Since we are just running the callback on a pre-trained model, we don't need to load any data in this example. Instead, we use torchvision to load a VGG16 trained on ImageNet with the following:
import torch.nn as nn
import torchvision
class Model(nn.Module):
def __init__(self):
super(Model, self).__init__()
self.net = torchvision.models.vgg16(True)
def forward(self, input):
if input is not None:
return self.net(input)
model = Model()
We need to include the None
check as we will initialise the Trial
without a dataloader, and so it will pass
None
to the model forward.
When producing gradient based visualisations, we commonly need to include a transform to convert the input to the right space. For torchvisions ImageNet models we can use the following:
from torchvision import transforms
normalize = transforms.Normalize(
mean=[0.485, 0.456, 0.406],
std=[0.229, 0.224, 0.225]
)
Finally we can construct and run the Trial
with:
%matplotlib inline
import matplotlib
matplotlib.rcParams['figure.figsize'] = (8.0, 8.0)
import torch
from torchbearer import Trial
from torchbearer.callbacks import imaging
device = 'cuda' if torch.cuda.is_available() else 'cpu'
trial = Trial(model, callbacks=[
imaging.ClassAppearanceModel(1000, (3, 500, 500), steps=128, target=951, decay=0.002, in_transform=normalize)
.on_val().to_pyplot().to_file('lemon.png'),
imaging.ClassAppearanceModel(1000, (3, 500, 500), steps=128, target=968, decay=0.002, in_transform=normalize)

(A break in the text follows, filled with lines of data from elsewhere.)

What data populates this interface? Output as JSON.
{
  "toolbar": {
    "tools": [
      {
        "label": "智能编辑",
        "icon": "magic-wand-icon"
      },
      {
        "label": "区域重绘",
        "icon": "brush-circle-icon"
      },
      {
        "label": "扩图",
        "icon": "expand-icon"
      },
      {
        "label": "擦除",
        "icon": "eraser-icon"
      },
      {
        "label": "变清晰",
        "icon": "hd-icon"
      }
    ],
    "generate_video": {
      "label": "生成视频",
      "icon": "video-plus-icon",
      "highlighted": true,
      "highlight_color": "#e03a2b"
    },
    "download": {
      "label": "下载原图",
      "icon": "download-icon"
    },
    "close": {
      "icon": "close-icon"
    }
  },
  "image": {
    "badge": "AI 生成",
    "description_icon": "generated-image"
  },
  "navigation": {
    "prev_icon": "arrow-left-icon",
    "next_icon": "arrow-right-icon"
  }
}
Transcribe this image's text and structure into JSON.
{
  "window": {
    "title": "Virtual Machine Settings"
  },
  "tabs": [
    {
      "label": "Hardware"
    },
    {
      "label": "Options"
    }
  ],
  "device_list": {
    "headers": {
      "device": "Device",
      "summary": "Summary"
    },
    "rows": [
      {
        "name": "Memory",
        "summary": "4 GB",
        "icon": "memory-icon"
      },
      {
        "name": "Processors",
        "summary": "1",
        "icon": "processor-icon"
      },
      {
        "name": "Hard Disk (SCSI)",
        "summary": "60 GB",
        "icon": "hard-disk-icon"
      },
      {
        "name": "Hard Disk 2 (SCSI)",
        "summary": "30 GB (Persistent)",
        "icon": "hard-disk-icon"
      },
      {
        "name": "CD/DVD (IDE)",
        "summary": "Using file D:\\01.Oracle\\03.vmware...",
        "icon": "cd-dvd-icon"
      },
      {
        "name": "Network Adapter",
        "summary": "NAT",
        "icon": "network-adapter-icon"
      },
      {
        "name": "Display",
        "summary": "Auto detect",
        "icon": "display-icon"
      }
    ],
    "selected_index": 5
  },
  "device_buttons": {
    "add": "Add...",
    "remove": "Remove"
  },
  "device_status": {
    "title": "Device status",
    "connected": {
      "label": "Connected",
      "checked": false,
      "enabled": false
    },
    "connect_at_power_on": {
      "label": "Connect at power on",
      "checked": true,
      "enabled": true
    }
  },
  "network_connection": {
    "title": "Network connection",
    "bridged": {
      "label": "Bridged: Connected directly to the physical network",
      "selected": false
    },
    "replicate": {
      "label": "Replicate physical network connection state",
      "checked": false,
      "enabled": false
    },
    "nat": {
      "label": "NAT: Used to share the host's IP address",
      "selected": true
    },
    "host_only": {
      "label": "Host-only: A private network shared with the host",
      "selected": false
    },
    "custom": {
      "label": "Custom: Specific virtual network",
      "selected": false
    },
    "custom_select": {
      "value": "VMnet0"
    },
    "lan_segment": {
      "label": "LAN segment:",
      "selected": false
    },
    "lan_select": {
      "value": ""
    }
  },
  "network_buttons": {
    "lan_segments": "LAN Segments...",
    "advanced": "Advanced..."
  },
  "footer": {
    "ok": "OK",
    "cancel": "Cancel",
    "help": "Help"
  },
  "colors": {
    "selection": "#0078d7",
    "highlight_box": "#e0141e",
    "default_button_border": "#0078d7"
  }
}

.on_val().to_pyplot().to_file('cup.png'),
imaging.ClassAppearanceModel(1000, (3, 500, 500), steps=128, target=543, decay=0.002, in_transform=normalize)
.on_val().to_pyplot().to_file('dumbbell.png')
])
trial.for_val_steps(1).to(device)
trial.evaluate()
HBox(children=(IntProgress(value=0, description='0/1(e)', max=1), HTML(value='')))
{}
Here we create two ClassAppearanceModel
instances which target the lemon
, cup
and dumbbell
classes respectively. Since the .ClassAppearanceModel
is an ImagingCallback
, we use the imaging API to send each of these to files. Finally, we evaluate the model for a single step to generate the results.
There are some shapes which resemble a lemon, cup or dumbbell, however, not quite to the same extent shown in the paper. Because of the simplistic regularisation and objective, this model is highly sensitive to hyper-parameter choices. These results could almost certainly be improved with some more careful selection.